The ministry expressed "strong displeasure" at the prospect of potentially heavy job losses at Whirlpool plants, "some of which are located in regions of the country already victimised by de-industrialization."
The announcement came after Italian news agencies quoted union officials who had met with government officials over what they claimed was a plan by Whirlpool to boost investment even while slashing staffing.
"Despite a €500 million ($536 million) investment plan over four years and an increased production outlook for Italy, Whirlpool indicated it wants to eliminate 1,350 jobs, including 1,200 in factories and 150 in research centres," said Gianluca Ficco, an official with the Uilm union.

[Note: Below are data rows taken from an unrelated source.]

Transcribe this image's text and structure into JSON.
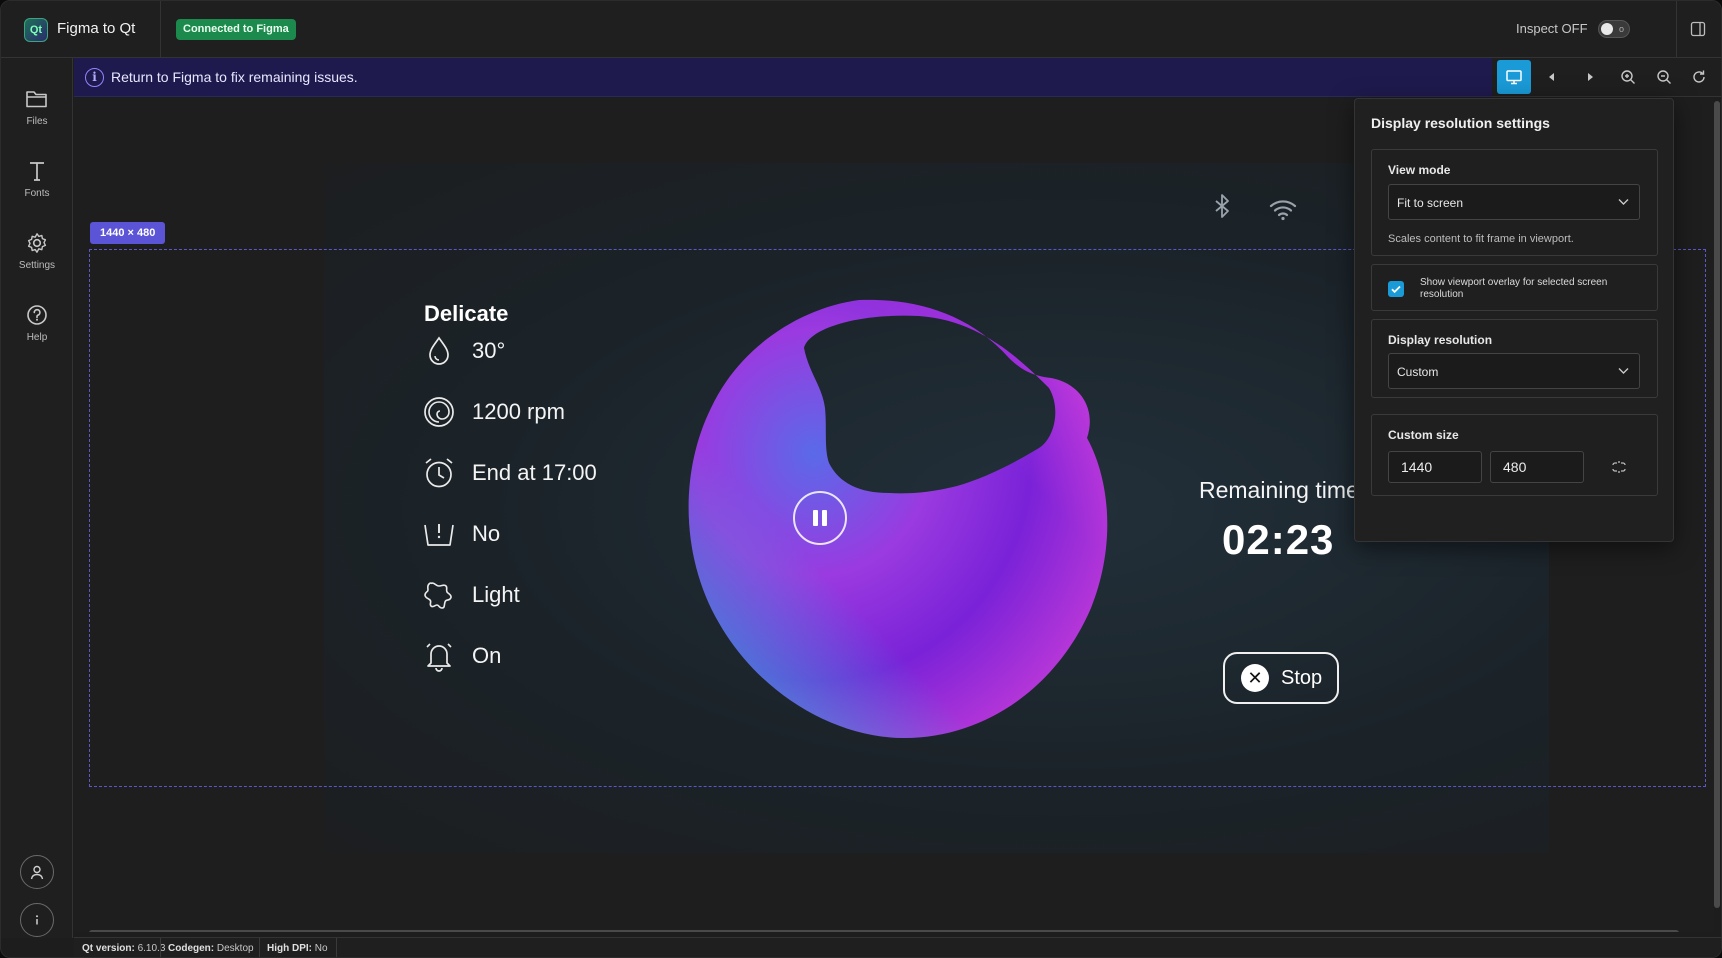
{
  "titlebar": {
    "logo_text": "Qt",
    "app_title": "Figma to Qt",
    "connection_badge": "Connected to Figma",
    "inspect_label": "Inspect OFF",
    "inspect_enabled": false
  },
  "sidebar": {
    "items": [
      {
        "label": "Files",
        "icon": "folder-icon"
      },
      {
        "label": "Fonts",
        "icon": "text-icon"
      },
      {
        "label": "Settings",
        "icon": "gear-icon"
      },
      {
        "label": "Help",
        "icon": "help-icon"
      }
    ],
    "bottom": [
      {
        "icon": "user-icon"
      },
      {
        "icon": "info-icon"
      }
    ]
  },
  "infobar": {
    "message": "Return to Figma to fix remaining issues."
  },
  "toolbar": {
    "buttons": [
      "display-icon",
      "prev-icon",
      "next-icon",
      "zoom-in-icon",
      "zoom-out-icon",
      "reset-icon"
    ],
    "active": "display-icon"
  },
  "canvas": {
    "frame_size_badge": "1440 × 480",
    "wash": {
      "program": "Delicate",
      "properties": [
        {
          "icon": "water-drop-icon",
          "value": "30°"
        },
        {
          "icon": "spin-icon",
          "value": "1200 rpm"
        },
        {
          "icon": "alarm-clock-icon",
          "value": "End at 17:00"
        },
        {
          "icon": "basin-icon",
          "value": "No"
        },
        {
          "icon": "stain-icon",
          "value": "Light"
        },
        {
          "icon": "bell-icon",
          "value": "On"
        }
      ],
      "remaining_label": "Remaining time",
      "remaining_time": "02:23",
      "stop_label": "Stop"
    }
  },
  "popover": {
    "title": "Display resolution settings",
    "view_mode": {
      "label": "View mode",
      "value": "Fit to screen",
      "hint": "Scales content to fit frame in viewport."
    },
    "overlay_checkbox": {
      "label": "Show viewport overlay for selected screen resolution",
      "checked": true
    },
    "display_resolution": {
      "label": "Display resolution",
      "value": "Custom"
    },
    "custom_size": {
      "label": "Custom size",
      "width": "1440",
      "height": "480"
    }
  },
  "statusbar": {
    "qt_version_label": "Qt version:",
    "qt_version": "6.10.3",
    "codegen_label": "Codegen:",
    "codegen": "Desktop",
    "high_dpi_label": "High DPI:",
    "high_dpi": "No"
  },
  "colors": {
    "accent": "#1a9bd8",
    "badge_green": "#1b8a4c",
    "infobar": "#1f1a4e",
    "frame_badge": "#5b54d6"
  }
}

"We expressed our total disagreement, and asked Whirlpool to respect the accords concluded - including the one between Indesit and the (development) ministry signed a little more than a year ago, which stipulates... that no employees can be laid off.
"We count on the government to assist us and make certain this agreement it was part to is respected."
In its statement opposing the purported job reductions, the ministry said it remained ready to negotiate with Whirlpool on ways to preserve as many jobs as possible.
Italy's unemployment rate stands at 12.7 percent, rising to 42.6 percent among young people.